Academics Launch the Unit-e Decentralized Payments Network
Leading academics have joined forces to tackle unsolved challenges of Blockchain scalability and have officially launched Unit-e, a globally scalable decentralized payments system.
Professors from seven U.S. colleges including the Massachusetts Institute of Technology, Stanford University and University of California, Berkeley have teamed up to create a digital currency that they hope can achieve speeds Bitcoin users can only dream of without compromising on its core tenant of decentralization. The goal is to create a cryptocurrency that’s designed to do what Bitcoin has proved incapable of: processing thousands of transactions a second.
The Unit-e, as the virtual currency is called, is the first initiative of Distributed Technology Research (DTR), a non-profit foundation formed by the academics with backing from hedge fund Pantera Capital Management LP to develop decentralized technologies.
DTR is funding research to address the entire blockchain technology stack to deliver scalable performance.
“The blockchain and digital currency markets are at an interesting crossroads, reminiscent of the inflection points reached when industries such as telecom and the internet were coming of age,” said Babak Dastmaltschi, Chairman of the DTR Foundation Council. “These are transformative times. We are nearing the point where every person in the world is connected together. Advancements in distributed technologies will enable open networks, avoiding the need for centralized authorities. DTR was formed with the goal of enabling and supporting this revolution, and it is in this vein that we unveil Unit-e.”
The Foundation was established with the belief that distributed trust will be at the core of our society and that innovative new research and development is needed to achieve this. Its mission is to promote large-scale collaboration across industry and academia by linking together a global community of thought leaders, developers and researchers across fields ranging from networking, distributed storage, information theory, communication theory, incentive design, game theory and cryptography.
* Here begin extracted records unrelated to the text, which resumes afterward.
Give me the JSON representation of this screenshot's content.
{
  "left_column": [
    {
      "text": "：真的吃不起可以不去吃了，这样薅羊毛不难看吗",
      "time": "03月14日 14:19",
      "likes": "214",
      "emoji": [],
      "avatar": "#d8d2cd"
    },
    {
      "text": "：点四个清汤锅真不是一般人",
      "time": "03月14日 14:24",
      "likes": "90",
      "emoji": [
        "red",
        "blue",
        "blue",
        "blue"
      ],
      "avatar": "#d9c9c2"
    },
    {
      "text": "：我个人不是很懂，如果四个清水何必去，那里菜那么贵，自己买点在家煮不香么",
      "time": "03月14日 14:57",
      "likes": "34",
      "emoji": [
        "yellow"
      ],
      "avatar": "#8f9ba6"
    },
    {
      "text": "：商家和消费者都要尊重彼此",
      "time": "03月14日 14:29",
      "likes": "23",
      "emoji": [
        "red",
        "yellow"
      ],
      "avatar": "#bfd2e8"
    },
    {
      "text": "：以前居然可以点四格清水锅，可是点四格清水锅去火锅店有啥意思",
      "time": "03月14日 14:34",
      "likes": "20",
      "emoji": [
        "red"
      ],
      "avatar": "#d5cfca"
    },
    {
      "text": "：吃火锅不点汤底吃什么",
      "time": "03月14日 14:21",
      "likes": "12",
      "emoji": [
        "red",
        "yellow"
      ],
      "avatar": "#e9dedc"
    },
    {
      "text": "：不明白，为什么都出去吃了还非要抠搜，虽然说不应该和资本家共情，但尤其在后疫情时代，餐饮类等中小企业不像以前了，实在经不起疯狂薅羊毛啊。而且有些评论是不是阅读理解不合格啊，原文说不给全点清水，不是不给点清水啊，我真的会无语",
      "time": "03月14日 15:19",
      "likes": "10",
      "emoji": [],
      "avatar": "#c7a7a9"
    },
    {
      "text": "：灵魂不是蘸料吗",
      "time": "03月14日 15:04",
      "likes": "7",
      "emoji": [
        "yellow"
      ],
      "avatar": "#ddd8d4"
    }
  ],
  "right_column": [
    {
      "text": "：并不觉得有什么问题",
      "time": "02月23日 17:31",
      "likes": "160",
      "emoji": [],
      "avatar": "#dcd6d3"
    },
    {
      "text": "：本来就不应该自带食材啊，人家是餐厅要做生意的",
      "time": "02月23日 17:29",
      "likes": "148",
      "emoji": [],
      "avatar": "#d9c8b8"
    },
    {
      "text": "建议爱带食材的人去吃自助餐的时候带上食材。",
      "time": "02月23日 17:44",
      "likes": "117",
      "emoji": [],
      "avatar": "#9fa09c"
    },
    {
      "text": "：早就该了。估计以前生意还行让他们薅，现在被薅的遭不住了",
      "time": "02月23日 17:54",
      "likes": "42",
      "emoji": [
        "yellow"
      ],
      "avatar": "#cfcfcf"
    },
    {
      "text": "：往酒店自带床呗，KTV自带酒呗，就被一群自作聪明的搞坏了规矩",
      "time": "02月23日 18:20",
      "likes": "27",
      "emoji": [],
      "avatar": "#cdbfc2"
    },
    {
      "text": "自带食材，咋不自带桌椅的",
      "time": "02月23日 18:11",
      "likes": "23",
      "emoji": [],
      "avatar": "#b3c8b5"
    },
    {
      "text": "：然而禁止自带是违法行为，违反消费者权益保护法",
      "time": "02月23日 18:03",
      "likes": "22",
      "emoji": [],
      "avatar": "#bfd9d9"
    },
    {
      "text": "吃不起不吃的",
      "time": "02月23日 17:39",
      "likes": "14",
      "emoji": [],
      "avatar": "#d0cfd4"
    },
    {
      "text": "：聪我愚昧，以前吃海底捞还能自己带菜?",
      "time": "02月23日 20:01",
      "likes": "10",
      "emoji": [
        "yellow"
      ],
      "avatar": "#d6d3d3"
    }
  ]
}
“In the 10 years since Bitcoin first emerged, blockchains have developed from a novel idea to a field of academic research,” said Giulia Fanti, a lead researcher for DTR and Assistant Professor of Electrical and Computer Engineering at Carnegie Mellon University. “Our approach is to first understand fundamental limits on blockchain performance, then to develop solutions that operate as close to these limits as possible, with results that are provable within a rigorous theoretical framework.”
As a non-profit, all the Foundation’s resources must be directed towards supporting research and development. DTR is committed to growing both the research collaboration and the Unit-e open-source developer community globally with ongoing support and funding.
The solutions published to date seek to form a holistic package addressing each layer of the blockchain technology stack: consensus, sharding, payment channels, privacy and security, and economics and incentives. DTR’s vision for a consummate research program on blockchains is set out in a research manifesto, “Decentralized Payment Systems: Principles and Design,” which introduces the architecture of Unit-e and will be published as a research book.
Unit-e core is a top-tier team of open-source and distributed systems engineers based in Berlin, Germany. The team represents 8 nationalities with an average of 10 years of experience building protocols, developer tools, APIs and high-scale software across multiple industries. The team ensures the Unit-e codebase maintains the highest standards for code quality, security, protocol design and open-source readiness.
DTR plans to launch Unit-e in the second half of the year and aims to process as many as 10,000 transactions per second. That’s worlds away from the current average of between 3.3 and 7 transactions per second for Bitcoin and 10 to 30 transactions for Ethereum.